Still, Donahue said the district is continuing to do its due diligence and is opening up its “circle” a little bit this week with the beginning of low-risk athletic practices, which began on Monday.

“We started with a circle, now we opened up that circle a little bit more, so we need to know if this could impact us for the next two weeks,” said Donahue, who also serves as president-elect of the Section VI Athletic Council.

“Ultimately academics are the priority,” she said. “We’re watching this really closely. We met with our coaches last week, laid out some things. The bottom line is if we could try and keep our kids safe for as long as possible and keep them playing. There are very specific guidelines.”

Once contests begin, she noted, two parents per player will be allowed to attend.

“In some cases we’ll allow for more than two parents if needed they’re all going to get credentials,” she said. “They’ll have temperature checked, they’ll be socially distanced. We talked about a couple weeks ago whether we would allow any students in and try to see if we can do that. We haven’t made that decision yet. That, to me, would be when we open up another circle.”

The state has also put out guidelines for offseason sports conditioning.

“We’ll be looking at that as another circle that we can get opened up,” she said. “That would be very scripted, things like possible basketball drills, but they would be very individual drills for those sports that are high contact so we can keep those sports engaged. We’re happy those conversations are starting, too.”

She added, “(Monday) it was interesting to see kids who have not played a certain sport before that are now on a team. We had maximum at the pool for girls swimming and cross country and soccer obviously has a lot of kids. That was great to see, that level of involvement. Kids couldn’t have been happier about playing yesterday. It’s good to have them back and into it.”

Donahue also said that the district is continuing to work on its health screening process.

“Every kid has to be screened every day and every staff member,” she said. “Within the first 10 to 15 minutes, they print that report out at the beginning of the day and any kid that has not completed their health screening. We’re working on this. If anyone says, they can’t get into that or they don’t have a way to do it, please call the school or send an email to me. I’ll get it to the right people. We have two people devoted to that now in making sure people get in, using the right email in order to get into it.”

The screenings, she explained are “a critical piece of contact tracing — knowing who is in the building and answering a five-question checklist and temperature taking.”

She added, “All of our coaches now have infrared thermometers. We want to be extra safe and so we’re taking that initiative before practice. They also will walk in and check off a paper screener.”

Board Vice President Kurt Gustafson asked how the transportation piece of the reopening plan is going.

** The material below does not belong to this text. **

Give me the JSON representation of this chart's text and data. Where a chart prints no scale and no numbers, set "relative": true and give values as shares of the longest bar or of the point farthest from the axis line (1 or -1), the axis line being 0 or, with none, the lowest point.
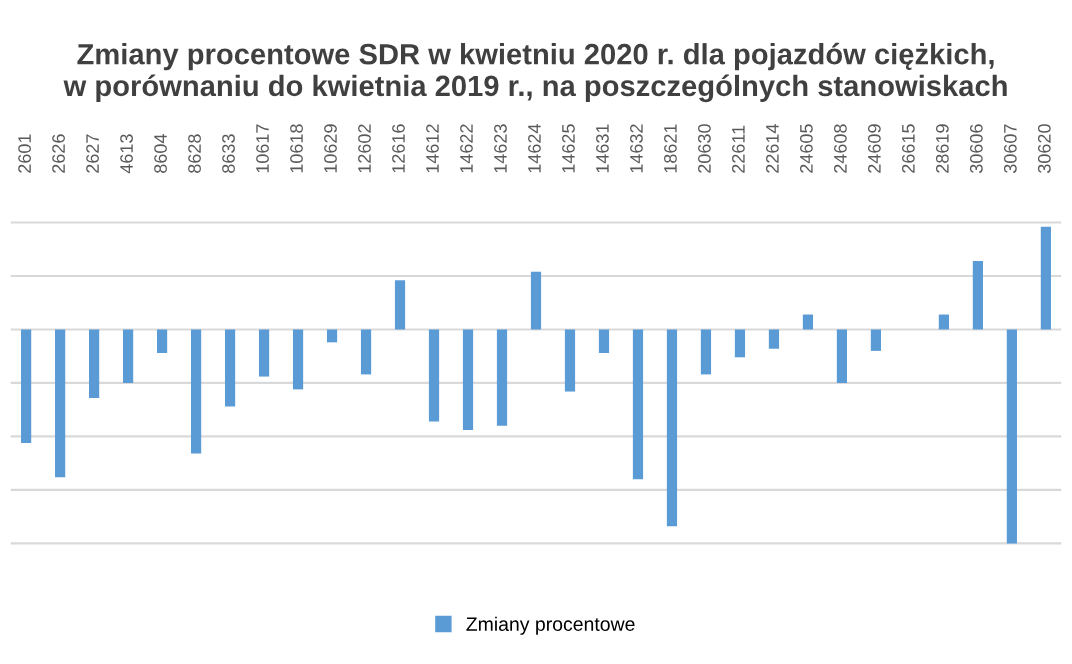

“You have to know where every kid is on every bus, every day,” Donahue responded. “There’s an attendance piece for the drivers, there’s electronic attendance with this and making sure every group of kids are accounted for. We’re allowing no movement around. We’ve had to limit movement otherwise we’d never keep track of kids and we’d have to shut our bus down. They’re keeping up, they’re putting in a lot of hours down there, but they’re getting through it.”